GS Non è un’ipotesi ma è una evidenza che segna marcatamente il tempo pesante che stiamo vivendo. Un tempo di grande crisi del diritto, di involuzione e di arretramento dello stesso. Non possiamo non ammetterlo anche se con estrema preoccupazione. Credo che la Corte o non abbia voluto o non abbia forse compreso fino in fondo l’enormità dello scenario complessivo che abbaiano di fronte. Quello di un ripiegamento della forza del diritto di fronte alla diplomazia peraltro tra Stati della stessa Unione europea. La fragilità dell’Europa è enorme. E le persone vengono prese, salvate e poi fatte oggetto di trattativa, come fossero in ostaggio e non soggetti di diritto.

Che almeno si giungesse a quel piano europeo di ripartizione che preveda non la decisione caso per caso, nave per nave, settimana per settimana, ma secondo un piano generale guidato da principi astratti, oggettivi ed equi. Interrompendo così questa ricorrente ripartizione degli ostaggi.
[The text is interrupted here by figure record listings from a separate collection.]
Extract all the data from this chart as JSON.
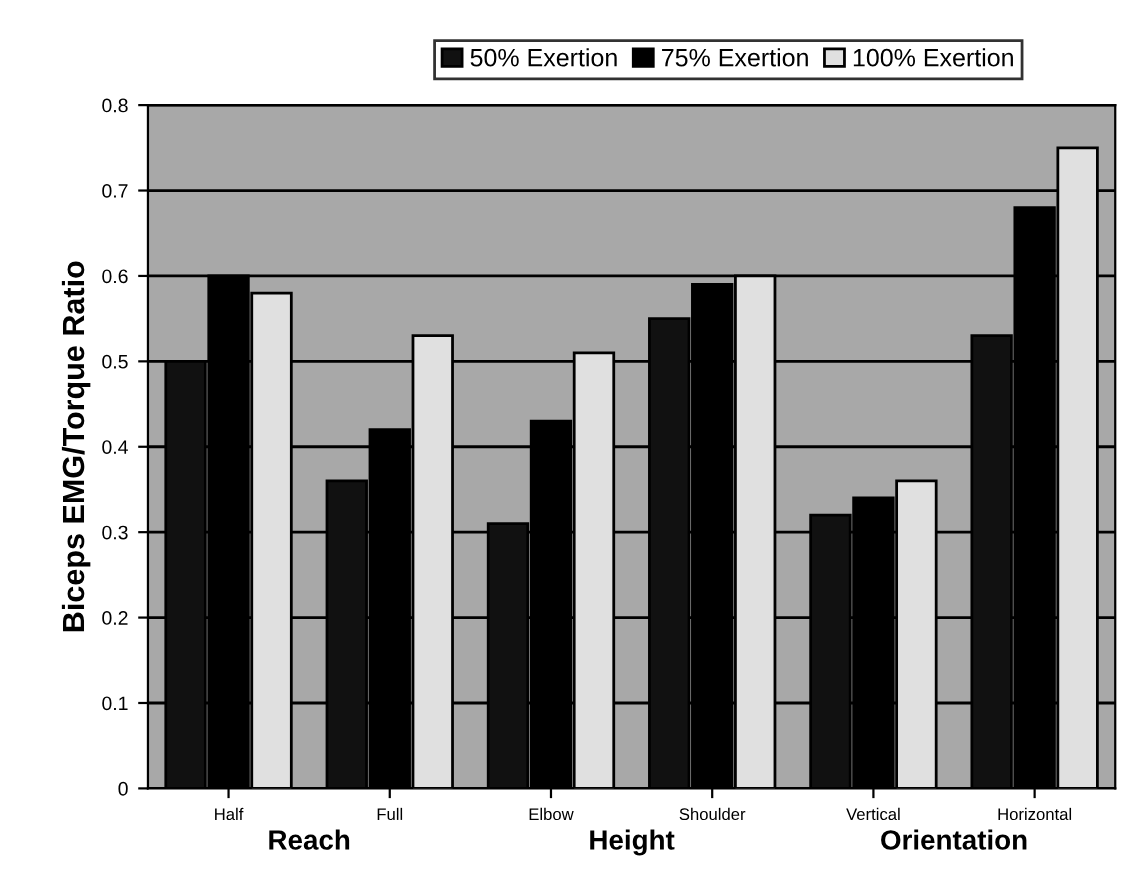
{
  "chart_data": {
    "type": "bar",
    "ylabel": "Biceps EMG/Torque Ratio",
    "categories": [
      "Half",
      "Full",
      "Elbow",
      "Shoulder",
      "Vertical",
      "Horizontal"
    ],
    "series": [
      {
        "name": "50% Exertion",
        "color": "#111111",
        "values": [
          0.5,
          0.36,
          0.31,
          0.55,
          0.32,
          0.53
        ]
      },
      {
        "name": "75% Exertion",
        "color": "#000000",
        "values": [
          0.6,
          0.42,
          0.43,
          0.59,
          0.34,
          0.68
        ]
      },
      {
        "name": "100% Exertion",
        "color": "#e0e0e0",
        "values": [
          0.58,
          0.53,
          0.51,
          0.6,
          0.36,
          0.75
        ]
      }
    ],
    "annotations": [
      "Reach",
      "Height",
      "Orientation"
    ],
    "ylim": [
      0,
      0.8
    ],
    "yticks": [
      {
        "value": 0,
        "label": "0"
      },
      0.1,
      0.2,
      0.3,
      0.4,
      0.5,
      0.6,
      0.7,
      0.8
    ],
    "grid": "y",
    "legend": "top"
  }
}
Qualche giorno fa ASGI aveva chiesto un “cambio di strategia” alle Ong rispetto alle azioni giudiziarie da “mettere in campo per porre un freno alle sconsiderate politiche europee e dei singoli Governi”. Cambia qualcosa questo pronunciamento della Corte?
GS Come dicevo prima i provvedimenti di urgenza che vengono invocati sono sempre provvedimenti nei quali la Corte prende decisioni su situazioni estremamente delicate e dove il rischio della violazione di un diritto fondamentale è imminente e irreparabile. Quindi si tratta di una procedura che va sempre utilizzata con la massima cautela. In questo caso, per il caso “Sea Watch”, credo (e non lo condivido) che la Corte abbia visto che si stava profilando una via d’uscita e non è intervenuta.

Lo ribadisco ancora, non è stato un giudizio di merito sul fatto che ci siano state o meno violazioni della CEDU e non giustifica alcuno dei comportamenti che ci sono stati. Se qualche politico dice “Vedete, non abbiamo violato niente”, dice una grande sciocchezza. Non era questo il luogo del giudizio sulla violazione o meno di diritti fondamentali garanti dalla CEDU.